Do you ever use that "let me pick a movie for you" feature on Netflix? Get the Max from Netflix, that's what it is. I can never get that damn jingle out of my head after I hear it once.
Last night, I was tired and my husband was working, so I used Max. I didn't want to have to choose. The problem with Max is that most choices are nothing I'd be interested in. I've spent fifteen minutes going through it before and then just turned the TV off because everything it suggested was awful. It's had a couple winners, though, so I never give up. It's how I got introduced to Continuum, for instance. How can I hate it after that?
Well, last night, it didn't want me to go through the whole rating/selection process. It wanted me to trust its pick and go for it. My daughter was sitting on the couch with me and kept egging me on to go for it, so I finally caved.
What came up was a movie called Any Day Now.
It's a small indie that came out in 2012, starring Alan Cumming as a drag performer/aspiring singer in late 70s West Hollywood. Rudy's life is on the dismal side - he can't make rent, and his neighbor is a druggie who has no interest in her son Marco, a teenaged boy with Down Syndrome. Rudy hooks up with Paul, a shy attorney he meets at the club played by Garret Dillahunt. When his neighbor gets arrested, Rudy steps in to help Marco, going to Paul first, then having to yield to Family Services. Marco runs away from his foster home and when Rudy finds him on the street, he takes him home with him. Paul helps him circumvent Family Services again by going straight to the mother in jail to get temporary custody, then even more by offering his home to them to make Rudy look more stable in front of the judge.

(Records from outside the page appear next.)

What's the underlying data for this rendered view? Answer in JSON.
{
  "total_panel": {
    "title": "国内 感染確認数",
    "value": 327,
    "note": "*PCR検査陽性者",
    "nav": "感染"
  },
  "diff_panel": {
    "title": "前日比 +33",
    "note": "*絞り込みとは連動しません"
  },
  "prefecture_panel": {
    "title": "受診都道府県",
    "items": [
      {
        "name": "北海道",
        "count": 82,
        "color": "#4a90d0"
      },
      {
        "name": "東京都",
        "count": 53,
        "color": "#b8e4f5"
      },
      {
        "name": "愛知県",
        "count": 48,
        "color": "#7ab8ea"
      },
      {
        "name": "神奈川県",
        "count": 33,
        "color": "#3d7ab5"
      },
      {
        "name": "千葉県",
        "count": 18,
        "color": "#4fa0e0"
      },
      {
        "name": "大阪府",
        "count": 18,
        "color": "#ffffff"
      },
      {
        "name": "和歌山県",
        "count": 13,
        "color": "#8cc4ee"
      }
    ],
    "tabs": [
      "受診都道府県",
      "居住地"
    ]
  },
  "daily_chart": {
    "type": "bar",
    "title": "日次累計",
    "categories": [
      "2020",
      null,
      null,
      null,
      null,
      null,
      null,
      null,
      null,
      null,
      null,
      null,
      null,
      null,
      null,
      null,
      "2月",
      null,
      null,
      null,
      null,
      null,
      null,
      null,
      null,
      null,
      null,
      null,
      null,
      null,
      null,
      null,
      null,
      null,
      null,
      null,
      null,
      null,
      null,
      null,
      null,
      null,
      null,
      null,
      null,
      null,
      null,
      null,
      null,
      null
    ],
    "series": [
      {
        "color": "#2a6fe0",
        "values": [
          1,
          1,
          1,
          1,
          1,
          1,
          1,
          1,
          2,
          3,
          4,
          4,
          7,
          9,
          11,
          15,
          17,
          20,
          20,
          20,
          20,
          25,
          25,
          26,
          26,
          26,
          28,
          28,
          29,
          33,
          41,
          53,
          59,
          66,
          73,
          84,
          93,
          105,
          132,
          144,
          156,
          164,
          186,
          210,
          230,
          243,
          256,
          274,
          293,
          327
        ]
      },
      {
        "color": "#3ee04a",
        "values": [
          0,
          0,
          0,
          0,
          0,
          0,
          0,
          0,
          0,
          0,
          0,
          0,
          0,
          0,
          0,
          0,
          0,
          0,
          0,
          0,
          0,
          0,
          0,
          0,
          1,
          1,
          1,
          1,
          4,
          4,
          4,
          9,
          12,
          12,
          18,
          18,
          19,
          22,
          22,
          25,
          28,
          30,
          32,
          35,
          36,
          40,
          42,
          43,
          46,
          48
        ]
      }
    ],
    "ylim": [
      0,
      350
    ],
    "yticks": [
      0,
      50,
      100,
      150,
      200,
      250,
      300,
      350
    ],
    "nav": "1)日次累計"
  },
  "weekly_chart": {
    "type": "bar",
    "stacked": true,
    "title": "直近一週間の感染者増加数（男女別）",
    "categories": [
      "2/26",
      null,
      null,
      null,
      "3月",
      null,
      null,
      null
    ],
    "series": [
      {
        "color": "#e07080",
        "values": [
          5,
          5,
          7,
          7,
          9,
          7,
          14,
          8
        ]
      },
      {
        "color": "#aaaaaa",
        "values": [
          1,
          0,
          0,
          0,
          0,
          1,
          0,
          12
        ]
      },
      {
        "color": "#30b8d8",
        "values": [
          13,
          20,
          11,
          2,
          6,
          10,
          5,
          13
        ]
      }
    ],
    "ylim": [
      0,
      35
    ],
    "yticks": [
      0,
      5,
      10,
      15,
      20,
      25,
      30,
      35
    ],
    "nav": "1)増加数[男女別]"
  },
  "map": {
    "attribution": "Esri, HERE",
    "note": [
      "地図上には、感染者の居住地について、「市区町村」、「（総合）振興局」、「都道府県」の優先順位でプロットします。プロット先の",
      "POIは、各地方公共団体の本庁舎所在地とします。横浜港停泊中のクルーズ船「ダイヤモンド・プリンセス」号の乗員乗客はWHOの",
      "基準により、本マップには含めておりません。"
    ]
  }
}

The movie turns into Rudy and Paul's quest to build a family, then to adopt Marco when their lives are threatened by prejudice. This takes place in 1979. You can imagine how well that goes. By two-thirds of the way through the movie, I was sobbing. I was a real mess when the end credits rolled.
It's not a perfect film by any means. The wigs are truly awful and distracting, and the beginning where Rudy and Paul are supposedly falling in love is rushed and underwritten. But the drama focusing on Marco is painfully real, and it was impossible for me not to get wrapped up in it all. Cumming is over the top and vulnerable, and Dillahunt is understated but just as vulnerable. It's the boy who plays Marco who is the most heartbreaking, though. His scenes are minimal but expertly played and timed.
Make no mistake. This movie is nowhere near feel good. Consider the times and the subject matter. But it was worth it for me, even though I was a wreck when it was over.